Geschichte des Mountainbikes

Die Anfänge des Mountainbikes

Die Idee hinter dem Mountainbike ist nicht neu. Der Wunsch, ein geländegängiges Fahrrad zu haben, welches auch in Bergregionen eingesetzt werden kann, existierte schon lange vor der Entwicklung des modernen Mountainbikes. Immer wieder haben Bastler verschiedene Fahrräder modifiziert, um sie auch im Gelände fahren und in hügeligem Gebieten und sogar Bergregionen einsetzen zu können. Besonders erfreuten sich Experimente mit breiteren und profilstärkeren Reifen großer Beliebtheit, aber auch kleinere Rahmen kamen hier zum Einsatz.

Es dauerte allerdings bis zum Jahr 1973, bis das erste moderne Mountainbike das Licht der Welt erblickte. Gary Fisher, Joe Breeze und Charles Kelly nutzen für ihre Fahrten auf Feldwegen, Schotterpisten und im offenen Gelände sogenannte Cruiser-Fahrräder der Marke Schwinn. Diese in den 1930er Jahren entwickelten Fahrräder waren etwas stabiler gebaut als die Rennräder der damaligen Zeit, eigneten sich dadurch besser für das Fahren abseits der Straßen Kaliforniens und konnten auch für Abfahrtsrennen im Gelände genutzt werden. Joe Breeze war allerdings nicht nur an diesen Rennen interessiert, sondern beschäftigte sich auch mit der stetigen Verbesserung dieser Fahrräder.

1977 stellte er dann das erste Mountainbike für Charles Kelly her.
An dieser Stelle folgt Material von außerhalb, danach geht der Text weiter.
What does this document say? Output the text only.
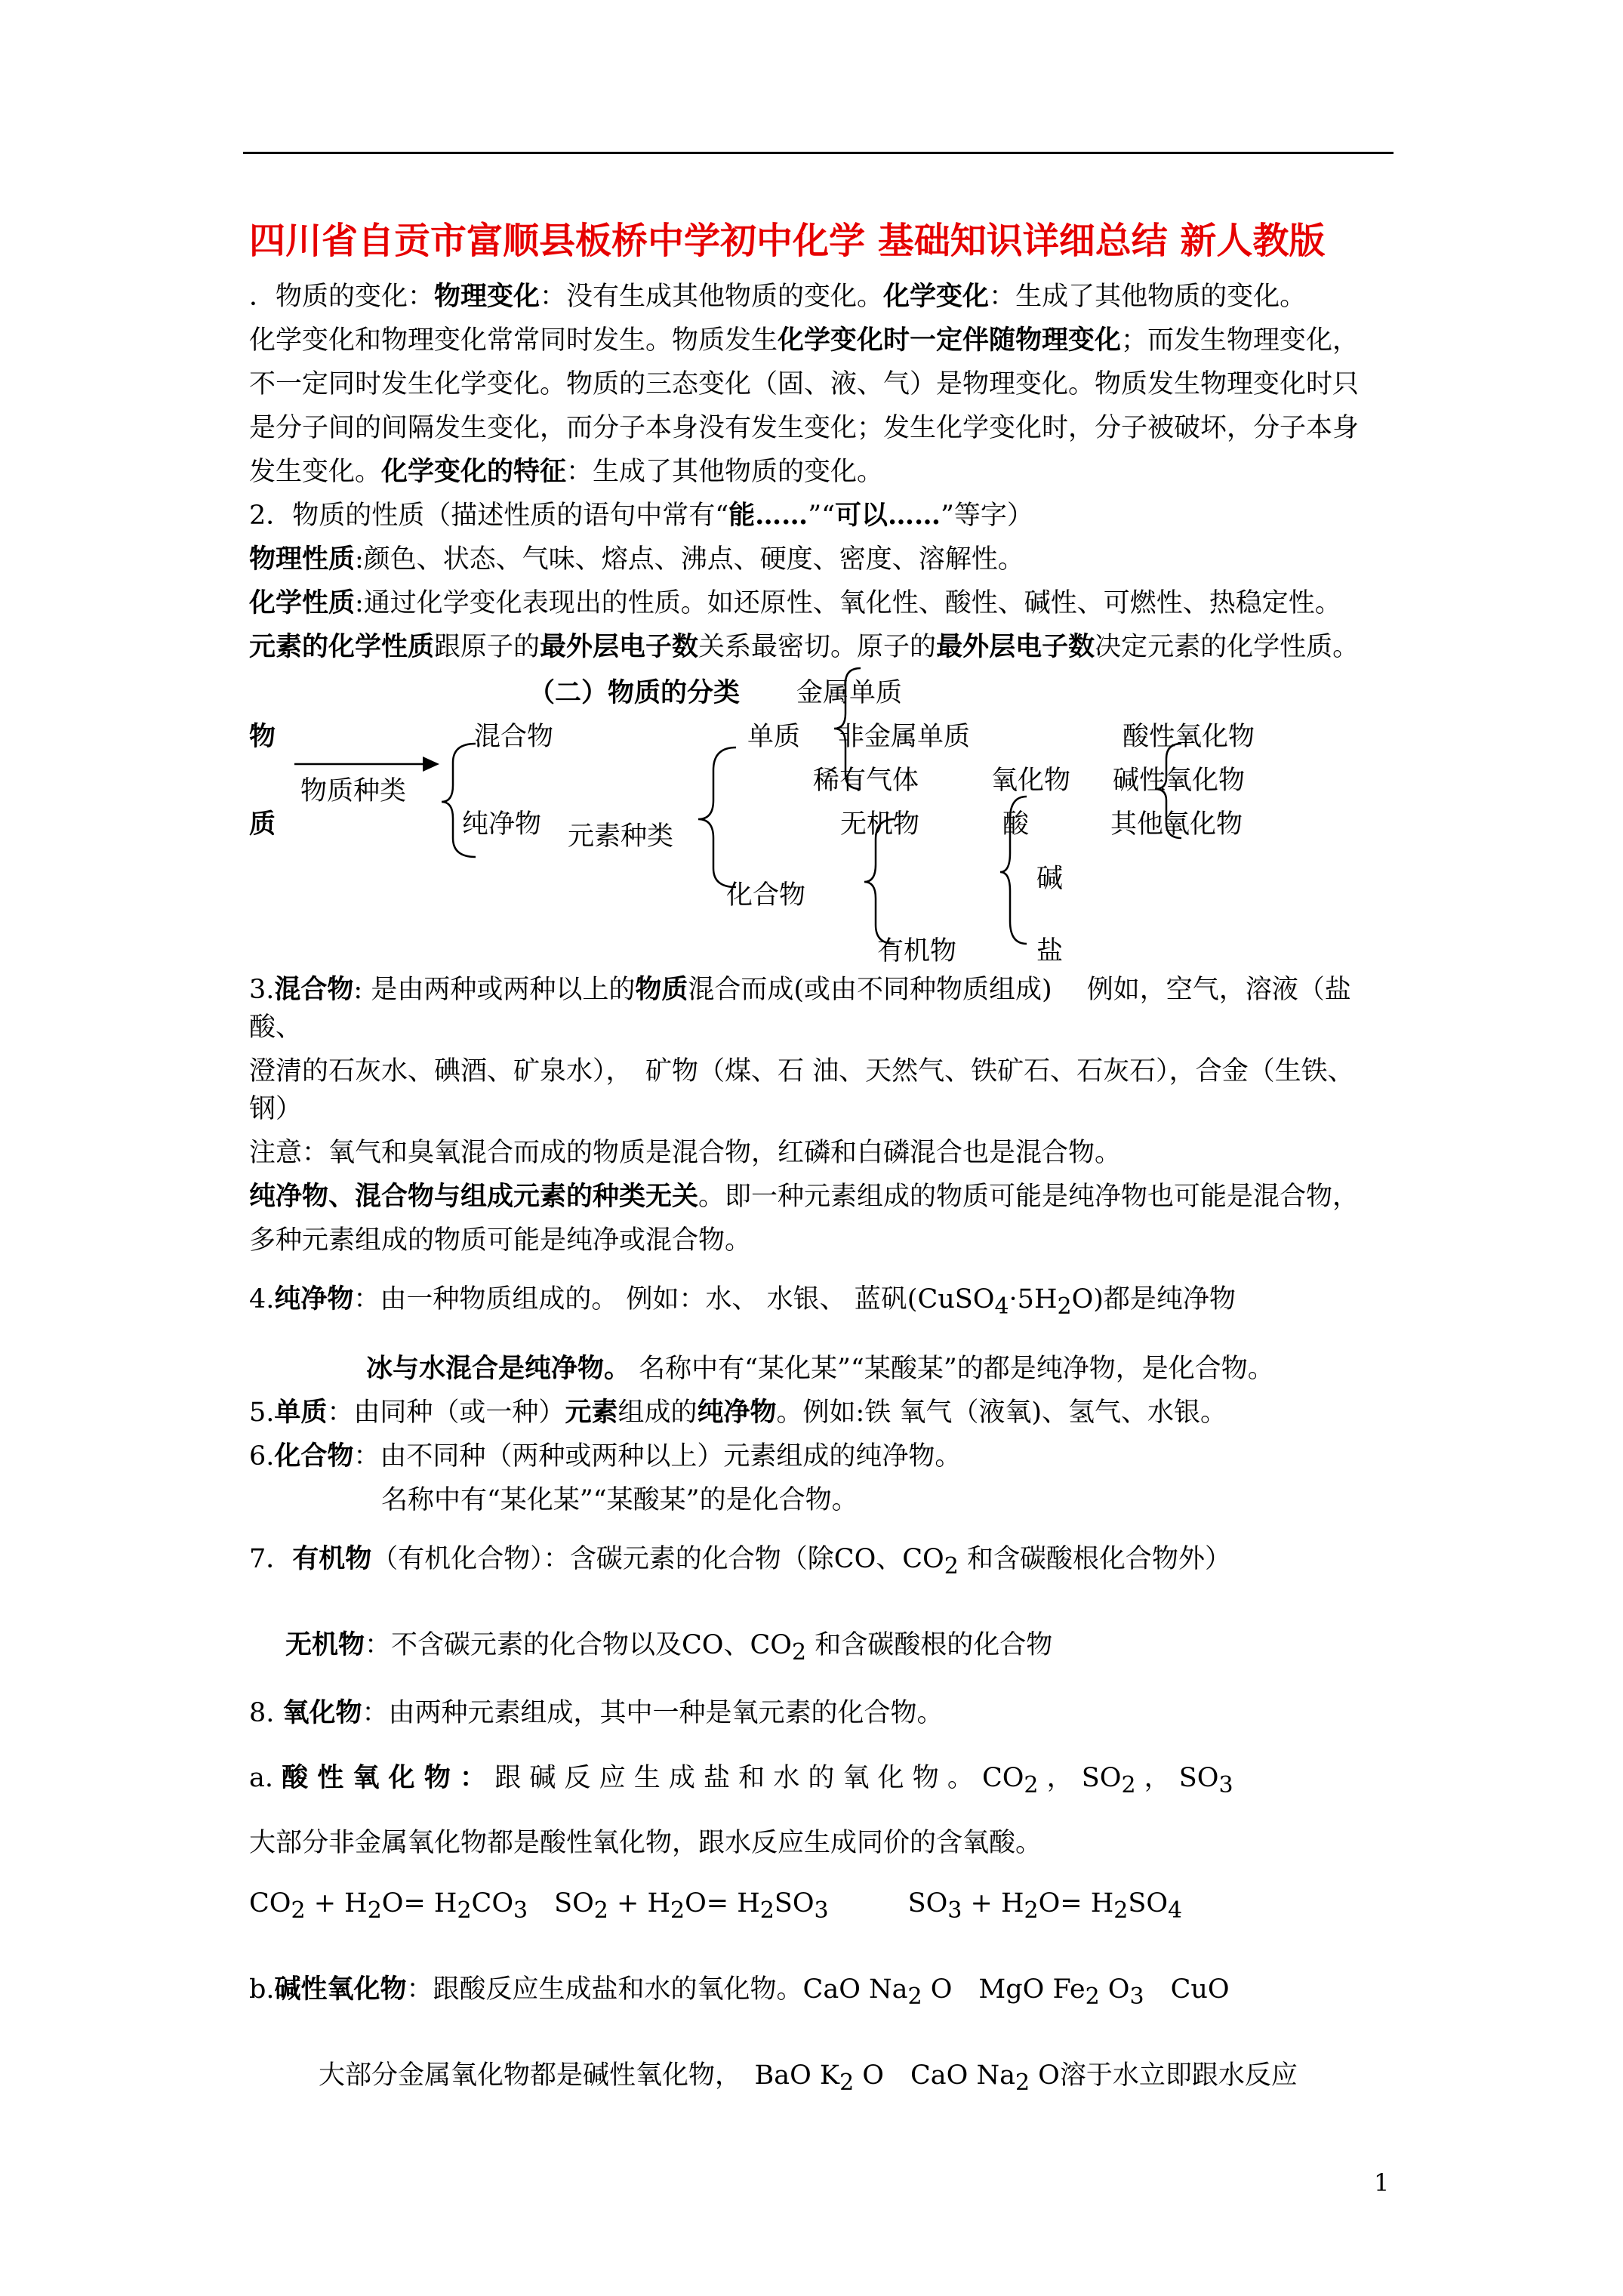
四川省自贡市富顺县板桥中学初中化学 基础知识详细总结 新人教版
．物质的变化：物理变化：没有生成其他物质的变化。化学变化：生成了其他物质的变化。
化学变化和物理变化常常同时发生。物质发生化学变化时一定伴随物理变化；而发生物理变化，
不一定同时发生化学变化。物质的三态变化（固、液、气）是物理变化。物质发生物理变化时只
是分子间的间隔发生变化，而分子本身没有发生变化；发生化学变化时，分子被破坏，分子本身
发生变化。化学变化的特征：生成了其他物质的变化。
2．物质的性质（描述性质的语句中常有“能……”“可以……”等字）
物理性质:颜色、状态、气味、熔点、沸点、硬度、密度、溶解性。
化学性质:通过化学变化表现出的性质。如还原性、氧化性、酸性、碱性、可燃性、热稳定性。
元素的化学性质跟原子的最外层电子数关系最密切。原子的最外层电子数决定元素的化学性质。
（二）物质的分类 金属单质
物	混合物	单质 非金属单质	酸性氧化物
物质种类	稀有气体	氧化物 碱性氧化物
质	纯净物 元素种类	无机物	酸	其他氧化物
碱
化合物
有机物	盐
3.混合物: 是由两种或两种以上的物质混合而成(或由不同种物质组成)　 例如，空气，溶液（盐
酸、
澄清的石灰水、碘酒、矿泉水），　矿物（煤、石 油、天然气、铁矿石、石灰石），合金（生铁、
钢）
注意：氧气和臭氧混合而成的物质是混合物，红磷和白磷混合也是混合物。
纯净物、混合物与组成元素的种类无关。即一种元素组成的物质可能是纯净物也可能是混合物，
多种元素组成的物质可能是纯净或混合物。
4.纯净物：由一种物质组成的。 例如：水、 水银、 蓝矾(CuSO4·5H2O)都是纯净物
冰与水混合是纯净物。 名称中有“某化某”“某酸某”的都是纯净物，是化合物。
5.单质：由同种（或一种）元素组成的纯净物。例如:铁 氧气（液氧)、氢气、水银。
6.化合物：由不同种（两种或两种以上）元素组成的纯净物。
名称中有“某化某”“某酸某”的是化合物。
7．有机物（有机化合物）：含碳元素的化合物（除CO、CO2 和含碳酸根化合物外）
无机物：不含碳元素的化合物以及CO、CO2 和含碳酸根的化合物
8. 氧化物：由两种元素组成，其中一种是氧元素的化合物。
a. 酸 性 氧 化 物 ： 跟 碱 反 应 生 成 盐 和 水 的 氧 化 物 。 CO2 ， SO2 ， SO3
大部分非金属氧化物都是酸性氧化物，跟水反应生成同价的含氧酸。
CO2 + H2O= H2CO3　SO2 + H2O= H2SO3　　　SO3 + H2O= H2SO4
b.碱性氧化物：跟酸反应生成盐和水的氧化物。CaO Na2 O　MgO Fe2 O3　CuO
大部分金属氧化物都是碱性氧化物，　BaO K2 O　CaO Na2 O溶于水立即跟水反应
1
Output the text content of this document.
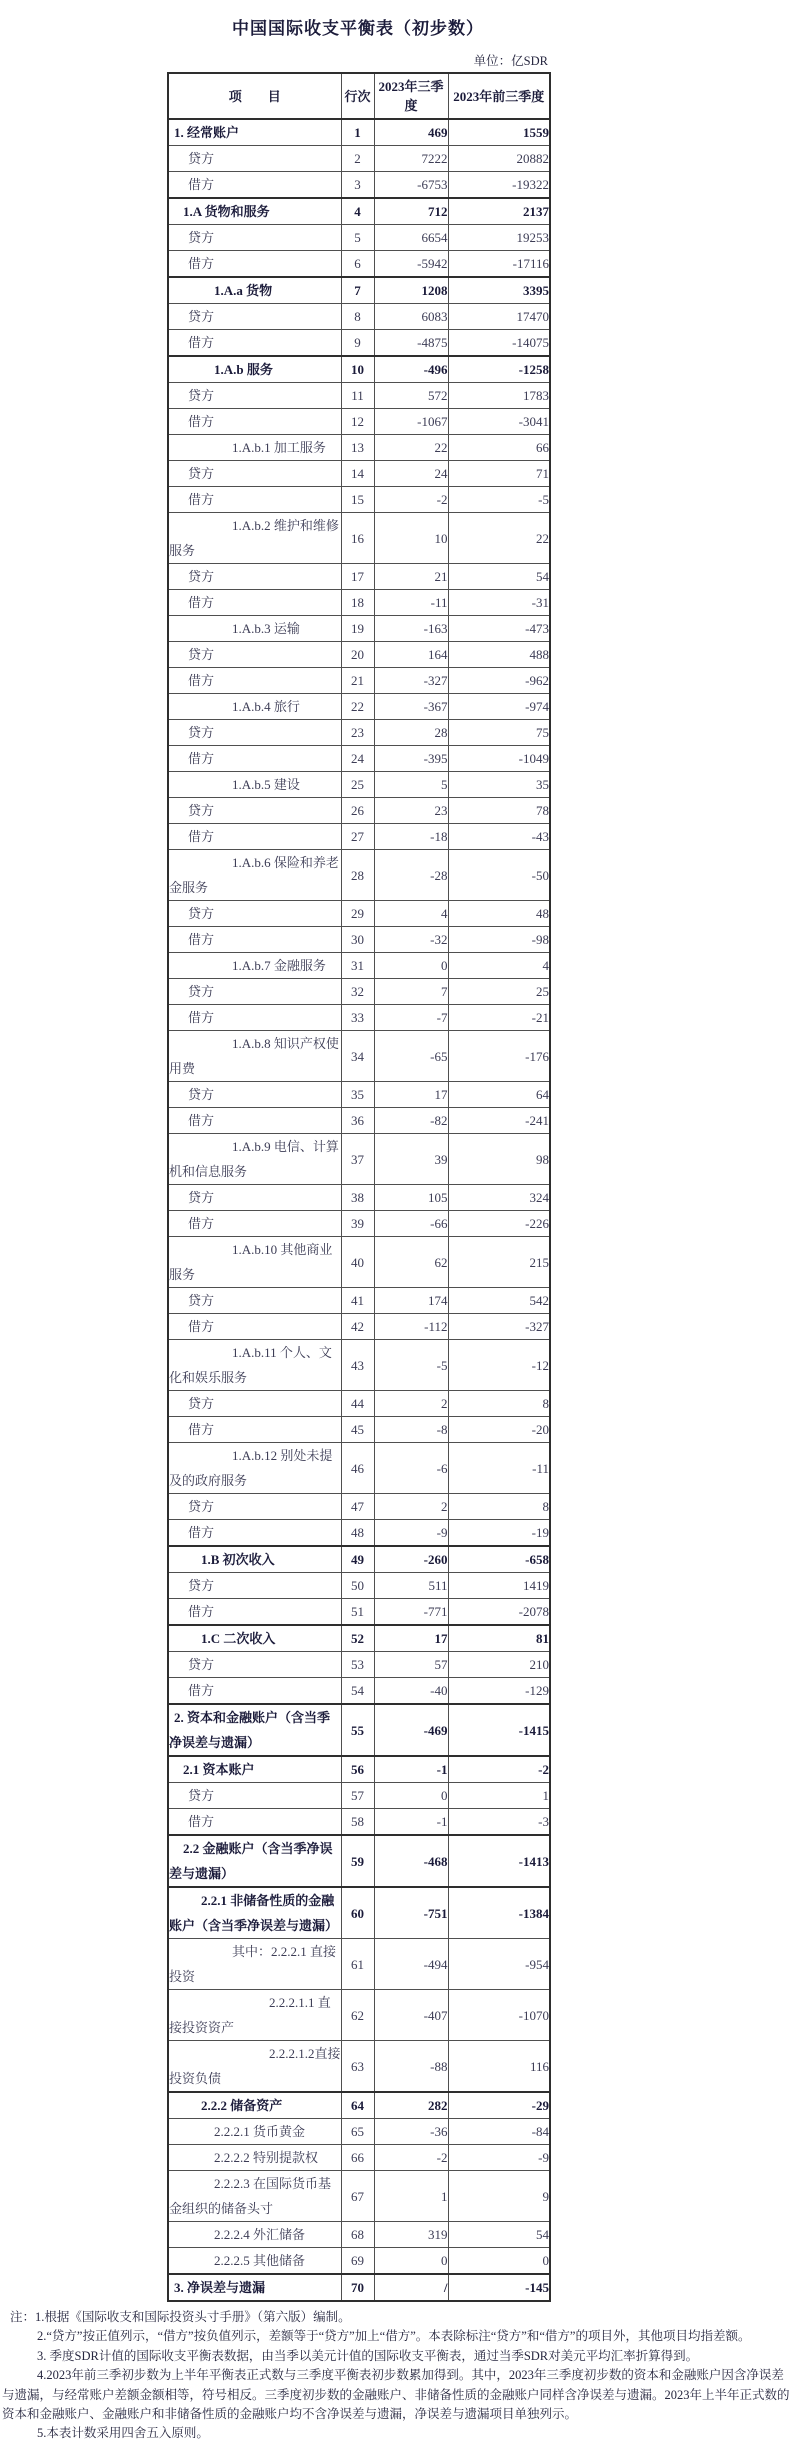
中国国际收支平衡表（初步数）
单位：亿SDR
项　　目	行次	2023年三季度	2023年前三季度
1. 经常账户	1	469	1559
贷方	2	7222	20882
借方	3	-6753	-19322
1.A 货物和服务	4	712	2137
贷方	5	6654	19253
借方	6	-5942	-17116
1.A.a 货物	7	1208	3395
贷方	8	6083	17470
借方	9	-4875	-14075
1.A.b 服务	10	-496	-1258
贷方	11	572	1783
借方	12	-1067	-3041
1.A.b.1 加工服务	13	22	66
贷方	14	24	71
借方	15	-2	-5
1.A.b.2 维护和维修服务	16	10	22
贷方	17	21	54
借方	18	-11	-31
1.A.b.3 运输	19	-163	-473
贷方	20	164	488
借方	21	-327	-962
1.A.b.4 旅行	22	-367	-974
贷方	23	28	75
借方	24	-395	-1049
1.A.b.5 建设	25	5	35
贷方	26	23	78
借方	27	-18	-43
1.A.b.6 保险和养老金服务	28	-28	-50
贷方	29	4	48
借方	30	-32	-98
1.A.b.7 金融服务	31	0	4
贷方	32	7	25
借方	33	-7	-21
1.A.b.8 知识产权使用费	34	-65	-176
贷方	35	17	64
借方	36	-82	-241
1.A.b.9 电信、计算机和信息服务	37	39	98
贷方	38	105	324
借方	39	-66	-226
1.A.b.10 其他商业服务	40	62	215
贷方	41	174	542
借方	42	-112	-327
1.A.b.11 个人、文化和娱乐服务	43	-5	-12
贷方	44	2	8
借方	45	-8	-20
1.A.b.12 别处未提及的政府服务	46	-6	-11
贷方	47	2	8
借方	48	-9	-19
1.B 初次收入	49	-260	-658
贷方	50	511	1419
借方	51	-771	-2078
1.C 二次收入	52	17	81
贷方	53	57	210
借方	54	-40	-129
2. 资本和金融账户（含当季净误差与遗漏）	55	-469	-1415
2.1 资本账户	56	-1	-2
贷方	57	0	1
借方	58	-1	-3
2.2 金融账户（含当季净误差与遗漏）	59	-468	-1413
2.2.1 非储备性质的金融账户（含当季净误差与遗漏）	60	-751	-1384
其中：2.2.2.1 直接投资	61	-494	-954
2.2.2.1.1 直接投资资产	62	-407	-1070
2.2.2.1.2直接投资负债	63	-88	116
2.2.2 储备资产	64	282	-29
2.2.2.1 货币黄金	65	-36	-84
2.2.2.2 特别提款权	66	-2	-9
2.2.2.3 在国际货币基金组织的储备头寸	67	1	9
2.2.2.4 外汇储备	68	319	54
2.2.2.5 其他储备	69	0	0
3. 净误差与遗漏	70	/	-145

注：1.根据《国际收支和国际投资头寸手册》（第六版）编制。

2.“贷方”按正值列示，“借方”按负值列示，差额等于“贷方”加上“借方”。本表除标注“贷方”和“借方”的项目外，其他项目均指差额。

3. 季度SDR计值的国际收支平衡表数据，由当季以美元计值的国际收支平衡表，通过当季SDR对美元平均汇率折算得到。

4.2023年前三季初步数为上半年平衡表正式数与三季度平衡表初步数累加得到。其中，2023年三季度初步数的资本和金融账户因含净误差与遗漏，与经常账户差额金额相等，符号相反。三季度初步数的金融账户、非储备性质的金融账户同样含净误差与遗漏。2023年上半年正式数的资本和金融账户、金融账户和非储备性质的金融账户均不含净误差与遗漏，净误差与遗漏项目单独列示。

5.本表计数采用四舍五入原则。
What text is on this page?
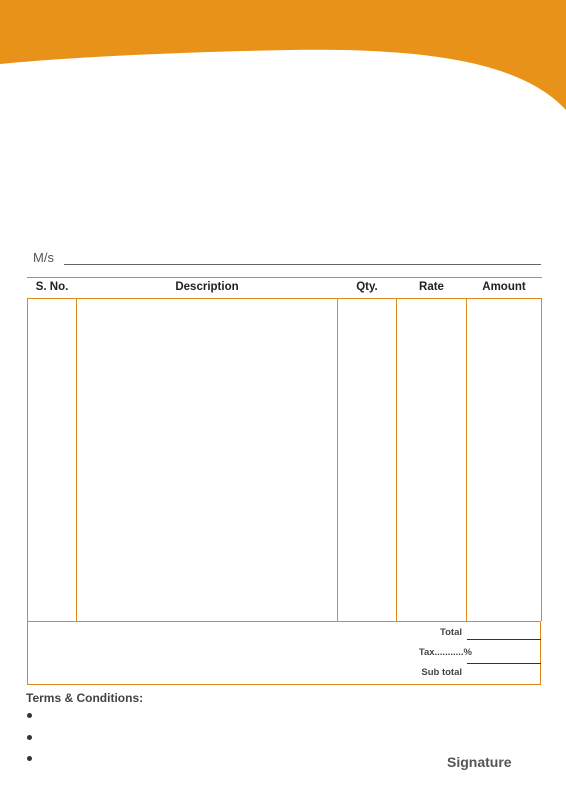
M/s
S. No.	Description	Qty.	Rate	Amount
Total
Tax...........%
Sub total
Terms & Conditions:
Signature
Es war der erste Bau eines Mountainbikes, während es sich bei allen Vorläufern lediglich um Umbauten anderer Fahrräder handelte.

Im Umfeld dieser Gruppe entstanden in den folgenden Jahren mehrere kleine Betriebe, die ausschließlich Mountainbikes herstellten. In den Folgejahren wurde der Aluminium-Rahmen eingeführt, es gab eigene Gabel-Konstriktionen und zahlreiche weitere Verbesserungen und technische Lösungen, die das Mountainbike immer mehr verbesserten. Für bestimmte andere Komponenten, wie zum Beispiel Lenker und Bremsen, wurde auf Motorradteile zurückgegriffen.

Bereits in den 1980er Jahren hatte das Mountainbike überall auf der Welt seine Fans und es entwickelte sich sowohl im Sport als auch im Vertrieb und bei der Herstellung der Mountainbikes eine große Nachfrage. Bei der Konzeption von Mountainbike-Rennen konnten immer anspruchsvollere Strecken ausgewiesen werden, da die Räder immer bessere Eigenschaften bekamen.

Die technische Entwicklung ging ebenfalls sehr schnell, da nun immer mehr Hersteller mit der Entwicklung von besseren Mountainbikes beschäftigt waren. Besonders bei den Fahrradrahmen wurde viel experimentiert und neben Stahlrohr- und Aluminium-Rahmen kamen auch Rahmen aus Titan und Carbon zum Einsatz. Mit den Firmen Specialized und Cannondale entstanden in den USA die ersten Firmen, die sich als Großserienhersteller für Mountainbikes einen Namen machten.

In den 1990er Jahren verlagerte sich das Zentrum für Entwicklung und Herstellung von Mountainbikes jedoch nach Japan und Taiwan, da nun vor dort die innovativsten Entwicklungen kamen. Durch sinkenden Preise war es Mountainbikes aus diesen beiden Ländern zu verdanken, dass sich der Markt nun deutlich schneller entwickelte, da sich schlicht mehr Leute ein solches Fahrrad leisten konnten und die Firmen aus Japan und Taiwan ihre Räder auch weltweit exportierten. Binnen weniger Jahre hatte sich das Mountainbike zu einem ernsthaften Sportgerät entwickelt und ein globaler Markt dafür war entstanden.